La forme dramatique musicale s’approche-t-elle de celle de l’opérette (dialogues parlés et chansons) ?
Le pari de Gombrowicz était d’évoquer l’opérette sans en faire une photocopie. Son projet va beaucoup plus loin que ce qu’un livret d’opérette ne pourrait jamais prétendre. Dans ce sens, ma musique se conforme à ce projet. J’ai essayé de donner une unité musicale à l’ensemble de la pièce, de tout apprivoiser : le chant, la parole, les instruments, le vent, les silences...
Quelques mots sur les voies actuelles de la musique contemporaine
Plutôt que “voies”, le mot espagnol « carretera » (route) serait le mot juste.

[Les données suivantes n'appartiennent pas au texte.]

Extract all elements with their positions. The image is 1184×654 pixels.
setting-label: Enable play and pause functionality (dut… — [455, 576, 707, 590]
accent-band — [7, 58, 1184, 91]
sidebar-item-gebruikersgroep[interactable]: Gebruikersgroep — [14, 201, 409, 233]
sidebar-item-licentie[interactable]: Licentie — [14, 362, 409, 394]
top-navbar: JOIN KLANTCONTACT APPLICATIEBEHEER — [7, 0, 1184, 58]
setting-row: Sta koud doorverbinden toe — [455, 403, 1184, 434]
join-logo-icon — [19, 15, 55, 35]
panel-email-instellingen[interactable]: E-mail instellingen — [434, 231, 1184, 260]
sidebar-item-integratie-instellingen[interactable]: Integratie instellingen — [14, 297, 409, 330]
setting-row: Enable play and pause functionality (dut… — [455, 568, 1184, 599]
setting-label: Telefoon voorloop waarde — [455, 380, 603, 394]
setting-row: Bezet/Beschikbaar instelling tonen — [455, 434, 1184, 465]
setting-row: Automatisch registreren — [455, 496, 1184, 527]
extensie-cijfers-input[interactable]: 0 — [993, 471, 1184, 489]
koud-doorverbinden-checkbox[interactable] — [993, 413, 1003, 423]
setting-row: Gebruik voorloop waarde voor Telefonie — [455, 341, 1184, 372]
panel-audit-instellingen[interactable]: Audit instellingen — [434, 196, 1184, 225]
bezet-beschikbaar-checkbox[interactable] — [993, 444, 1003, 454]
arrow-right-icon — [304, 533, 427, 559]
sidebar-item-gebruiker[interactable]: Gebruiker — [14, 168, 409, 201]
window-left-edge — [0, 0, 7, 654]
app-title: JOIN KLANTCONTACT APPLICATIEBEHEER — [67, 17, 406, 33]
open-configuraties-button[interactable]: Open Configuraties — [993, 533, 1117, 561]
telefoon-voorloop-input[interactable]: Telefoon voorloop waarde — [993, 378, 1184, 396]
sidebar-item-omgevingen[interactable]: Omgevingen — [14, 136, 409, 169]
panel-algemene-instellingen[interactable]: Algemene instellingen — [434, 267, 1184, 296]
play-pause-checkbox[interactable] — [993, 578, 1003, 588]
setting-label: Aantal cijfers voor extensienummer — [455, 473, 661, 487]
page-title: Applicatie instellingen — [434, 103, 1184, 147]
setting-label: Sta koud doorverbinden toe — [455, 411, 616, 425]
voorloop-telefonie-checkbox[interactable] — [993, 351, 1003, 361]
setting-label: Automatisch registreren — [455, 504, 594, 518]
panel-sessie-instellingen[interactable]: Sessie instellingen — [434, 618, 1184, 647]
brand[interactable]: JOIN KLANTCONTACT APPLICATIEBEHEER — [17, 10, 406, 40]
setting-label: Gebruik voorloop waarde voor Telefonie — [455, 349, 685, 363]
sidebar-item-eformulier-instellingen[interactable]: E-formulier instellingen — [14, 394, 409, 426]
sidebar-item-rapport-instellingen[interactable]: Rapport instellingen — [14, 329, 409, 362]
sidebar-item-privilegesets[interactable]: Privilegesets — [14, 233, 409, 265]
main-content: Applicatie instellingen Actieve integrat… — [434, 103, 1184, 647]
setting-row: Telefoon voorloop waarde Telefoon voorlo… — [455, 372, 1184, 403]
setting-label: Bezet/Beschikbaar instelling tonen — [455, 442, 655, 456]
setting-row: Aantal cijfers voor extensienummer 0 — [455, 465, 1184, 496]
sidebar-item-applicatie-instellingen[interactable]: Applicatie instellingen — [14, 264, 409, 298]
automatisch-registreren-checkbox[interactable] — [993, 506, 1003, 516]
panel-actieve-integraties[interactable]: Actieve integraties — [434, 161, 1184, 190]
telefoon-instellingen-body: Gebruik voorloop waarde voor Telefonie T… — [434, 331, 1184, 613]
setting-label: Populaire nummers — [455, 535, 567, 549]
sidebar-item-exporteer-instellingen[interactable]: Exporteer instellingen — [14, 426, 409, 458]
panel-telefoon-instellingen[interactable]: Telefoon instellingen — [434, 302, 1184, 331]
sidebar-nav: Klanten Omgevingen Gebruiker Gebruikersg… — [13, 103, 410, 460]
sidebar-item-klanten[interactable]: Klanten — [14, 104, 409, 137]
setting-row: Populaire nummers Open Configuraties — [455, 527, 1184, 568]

À différence d’Autobahn, autoroute, autostrada, highway, le mot carretera vient de « carreta » (charrette), véhicule antédiluvien, non sans rapport avec ce qu’évoque pour moi la “musique contemporaine” aujourd’hui. Nos compositeurs continuent à penser la musique d’une façon chirurgicale : quarts de ton, nouveautés “timbriques”, calculs formels et autres chimères, sans pour autant se poser la question de l’arbre qui peut cacher la forêt. J’admire les Stockhausen, Boulez, Berio et Nono des années d’après-guerre, quand on avait besoin de changer le monde. Le problème actuel est justement que plus personne ne songe à changer le monde : presque tout le monde part d’une préoccupation formelle, et la forme finit dans l’exercice masturbatoire. Les trouvailles sonores peuvent devenir plus ou moins attirantes, plus ou moins belles, plus ou moins intéressantes, mais elles n’ont pas la force d’introduire la vraie essence de la modernité, qui consisterait en une attitude poétique et critique envers le monde, un regard nouveau, quelque chose qui contamine l’indifférence de nos spectateurs. La pensée chirurgicale est notre nouvel académisme. L’art ne peut plus être. La pureté est un idéal que n’a rien à voir avec notre monde. Et moi, j’ai horreur de toute forme d’académisme.
* Porteños, Porteñas : nom donné aux habitants de Buenos-Aires.